A simple strategy to perform batch active learning is to select the top N most informative instances, however this strategy presents an issue [Set09]
Myopically querying the “Q-best” queries according to some instance- level query strategy often does not work well, since it fails to consider the overlap in information content among the “best” instances.
The challenge in batch active learning is how to determine strategy to assemble the optimal query set Q.
Reference
[BFS02] Ran Bachrach, Shai Fine, and Eli Shamir. Query by committee, linear separation and random walks. Theoretical Computer Science, 284:2002, 2002.
[Das04] Sanjoy Dasgupta. Analysis of a greedy active learning strategy. In In Advances in Neural Information Processing Systems, pages 337–344. MIT Press, 2004.
[FSST97] Yoav Freund, H. Sebastian Seung, Eli Shamir, and Naftali Tishby. Selective sampling using the query by committee algorithm. Machine Learning, 28:133–168, 1997. 10.1023/A:1007330508534.

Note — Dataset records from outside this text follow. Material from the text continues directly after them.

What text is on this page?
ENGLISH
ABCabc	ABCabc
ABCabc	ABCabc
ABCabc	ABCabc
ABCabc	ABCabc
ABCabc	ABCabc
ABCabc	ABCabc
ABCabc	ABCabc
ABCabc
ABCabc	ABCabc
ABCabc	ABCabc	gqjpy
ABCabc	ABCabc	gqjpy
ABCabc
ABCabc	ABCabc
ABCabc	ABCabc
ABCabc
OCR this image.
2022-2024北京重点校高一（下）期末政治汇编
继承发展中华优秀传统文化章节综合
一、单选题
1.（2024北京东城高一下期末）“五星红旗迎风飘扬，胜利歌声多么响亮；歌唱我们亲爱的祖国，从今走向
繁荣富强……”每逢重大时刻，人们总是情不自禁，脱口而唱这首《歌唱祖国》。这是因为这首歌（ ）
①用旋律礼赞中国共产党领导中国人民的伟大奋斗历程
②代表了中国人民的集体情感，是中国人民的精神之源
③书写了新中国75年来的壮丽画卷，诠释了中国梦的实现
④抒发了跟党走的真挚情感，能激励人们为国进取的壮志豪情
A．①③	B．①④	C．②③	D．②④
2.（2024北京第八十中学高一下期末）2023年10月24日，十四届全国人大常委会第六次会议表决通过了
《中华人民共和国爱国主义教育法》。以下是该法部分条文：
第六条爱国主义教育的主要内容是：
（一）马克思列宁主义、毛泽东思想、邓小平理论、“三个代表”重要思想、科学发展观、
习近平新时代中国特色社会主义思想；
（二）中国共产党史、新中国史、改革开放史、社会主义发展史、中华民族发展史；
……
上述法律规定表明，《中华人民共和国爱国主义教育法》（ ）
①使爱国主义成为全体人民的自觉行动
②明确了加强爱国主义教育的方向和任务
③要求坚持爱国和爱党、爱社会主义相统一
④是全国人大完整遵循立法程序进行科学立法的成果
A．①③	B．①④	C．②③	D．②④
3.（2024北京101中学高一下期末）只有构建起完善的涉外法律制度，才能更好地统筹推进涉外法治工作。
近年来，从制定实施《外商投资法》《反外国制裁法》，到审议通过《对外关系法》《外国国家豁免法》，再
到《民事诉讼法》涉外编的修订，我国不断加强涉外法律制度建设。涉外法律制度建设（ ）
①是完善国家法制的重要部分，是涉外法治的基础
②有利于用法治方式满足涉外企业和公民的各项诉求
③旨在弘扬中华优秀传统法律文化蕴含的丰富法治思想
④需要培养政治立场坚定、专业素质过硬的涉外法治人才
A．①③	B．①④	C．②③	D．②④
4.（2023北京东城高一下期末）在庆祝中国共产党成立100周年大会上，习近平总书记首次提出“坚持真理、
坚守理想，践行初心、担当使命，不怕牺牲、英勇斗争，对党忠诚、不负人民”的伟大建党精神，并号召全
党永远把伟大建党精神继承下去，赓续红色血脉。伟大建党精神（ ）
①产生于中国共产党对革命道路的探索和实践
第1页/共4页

[HGC01] Ralf Herbrich, Thore Graepel, and Colin Campbell. Bayes point machines. J. Mach. Learn. Res., 1:245–279, September 2001.
[Kol56] A. Kolmogorov. On the Shannon theory of information transmission in the case of continuous signals. Information Theory, IRE Transactions on, 2(4):102 –108, december 1956.
[Mit82] Tom M. Mitchell. Generalization as search. Artificial Intelligence, 18(2):203 – 226, 1982.
[RT10] Philippe Rolet and Olivier Teytaud. Complexity bounds for batch active learning in classification. In José Balcàzar, Francesco Bonchi, Aristides Gionis, and Michèle Sebag, editors, Machine Learning and Knowledge Discovery in Databases, volume 6323 of Lecture Notes in Computer Science, pages 293–305. Springer Berlin / Heidelberg, 2010. 10.1007/978-3-642-15939-8_19
[SOS92] H. S. Seung, M. Opper, and H. Sompolinsky. Query by commit- tee. In Proceedings of the fifth annual workshop on Computational learning theory, COLT ’92, pages 287–294, New York, NY, USA, 1992. ACM.
[Set09] Burr Settles. Active learning literature survey. Computer Sciences Technical Report 1648, University of Wisconsin–Madison, 2009.
Very interesting. Found this in my search for some references to disagreement measures. Think however you have forgotten two references: [DE95] and [KL51].